Kurtyka pytany, czy w ustawie zostaną wskazane jakieś konkretne mechanizmy, z których mogłyby gminy skorzystać, odpowiedział, że nie. "My dajemy prawną możliwość takiego rozliczenia. Natomiast to od gminy będzie zależeć, jaki system zastosuje, jaki będzie dla niej najwygodniejszy" – podkreślił.

Reklama

Jednym z przykładów miast, które wdrażają system indywidualnej segregacji odpadów jest Ciechanów. W 2019 roku na osiedlu Płońska zainstalowano kilka specjalnych pojemników na odpady, które mieszkańcy mogli otwierać przy pomocy otrzymanych naklejek z indywidualnymi kodami. Rok pilotażu przyniósł – według włodarzy miasta – pozytywny efekt, ponieważ segregacja odpadów wśród mieszkańców wzrosła z niespełna 10 proc. do 90 proc. Obecnie systemem jest objętych ponad 300 gospodarstw domowych. Każde z nich otrzymuje indywidualne kody, które umożliwiają otwarcie pojemnika i pozostawienie w nich posegregowanych odpadów. Na stronie ciechanowskiego urzędu wyjaśniono, że odpady z danego lokalu są automatycznie ważone po ich wrzuceniu. Klapy otwierają się po sczytaniu elektronicznie kodu QR mieszkania. Konstrukcja pojemników uniemożliwia też rozprzestrzenianie się odpadów, np. przy wietrznej pogodzie czy dostanie się do nich ptaków lub gryzoni.

Władze miejskie dodają, że pojemniki zlikwidowały też problem podrzucania odpadów spoza osiedla, ponieważ nie można do nich włożyć odpadów bez posiadania kodu otwierającego urządzenia. Dodano, że systemowi towarzyszy też monitoring, który pozwala na weryfikację osób pozostawiających odpady przy pojemnikach.

Na stronach miasta zadeklarowano ponadto, że w planach jest wyposażenie w analogiczne rozwiązania kolejnych osiedli w mieście.

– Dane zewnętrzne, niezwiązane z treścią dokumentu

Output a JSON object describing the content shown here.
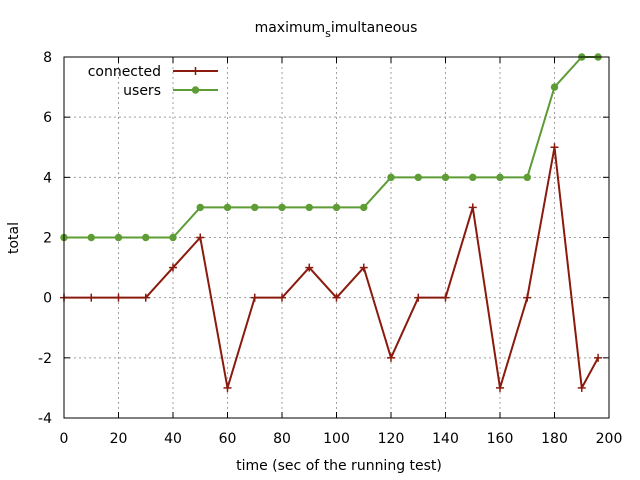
{
  "chart_data": {
    "type": "line",
    "title": "maximum_simultaneous",
    "title_main": "maximum",
    "title_sub": "s",
    "title_rest": "imultaneous",
    "xlabel": "time (sec of the running test)",
    "ylabel": "total",
    "xlim": [
      0,
      200
    ],
    "ylim": [
      -4,
      8
    ],
    "xticks": [
      0,
      20,
      40,
      60,
      80,
      100,
      120,
      140,
      160,
      180,
      200
    ],
    "yticks": [
      -4,
      -2,
      0,
      2,
      4,
      6,
      8
    ],
    "grid": true,
    "legend_position": "top-left",
    "series": [
      {
        "name": "connected",
        "color": "#8b1a0e",
        "marker": "plus",
        "x": [
          0,
          10,
          20,
          30,
          40,
          50,
          60,
          70,
          80,
          90,
          100,
          110,
          120,
          130,
          140,
          150,
          160,
          170,
          180,
          190,
          196
        ],
        "y": [
          0,
          0,
          0,
          0,
          1,
          2,
          -3,
          0,
          0,
          1,
          0,
          1,
          -2,
          0,
          0,
          3,
          -3,
          0,
          5,
          -3,
          -2
        ]
      },
      {
        "name": "users",
        "color": "#5e9c36",
        "marker": "dot",
        "x": [
          0,
          10,
          20,
          30,
          40,
          50,
          60,
          70,
          80,
          90,
          100,
          110,
          120,
          130,
          140,
          150,
          160,
          170,
          180,
          190,
          196
        ],
        "y": [
          2,
          2,
          2,
          2,
          2,
          3,
          3,
          3,
          3,
          3,
          3,
          3,
          4,
          4,
          4,
          4,
          4,
          4,
          7,
          8,
          8
        ]
      }
    ]
  }
}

Minister Kurtyka dodał także, że nowelizacja ma umożliwić m.in. wydawanie decyzji zezwalających niektórym gminom na odstępstwo od czterofrakcyjnej selektywnej zbiórki odpadów. Chodzi o zbiórkę w podziale na: papier, szkło, metale i tworzywa sztuczne oraz bioodpady. Wytłumaczył, że uzyskanie ewentualnego odstępstwa od selektywnego zbierania odpadów komunalnych w podziale na frakcje określone w ustawie, zgodnie z unijną dyrektywą, będzie ewentualnie udzielane w formie decyzji, po spełnieniu określonych wymagań.

Decyzja zezwalająca na odstępstwa, która będzie wydawana przez Ministra Klimatu i Środowiska, ma mieć charakter wyjątkowy, może zostać wydana na wniosek gminy, i nie może zagrażać osiągnięciu poziomów recyklingu odpadów.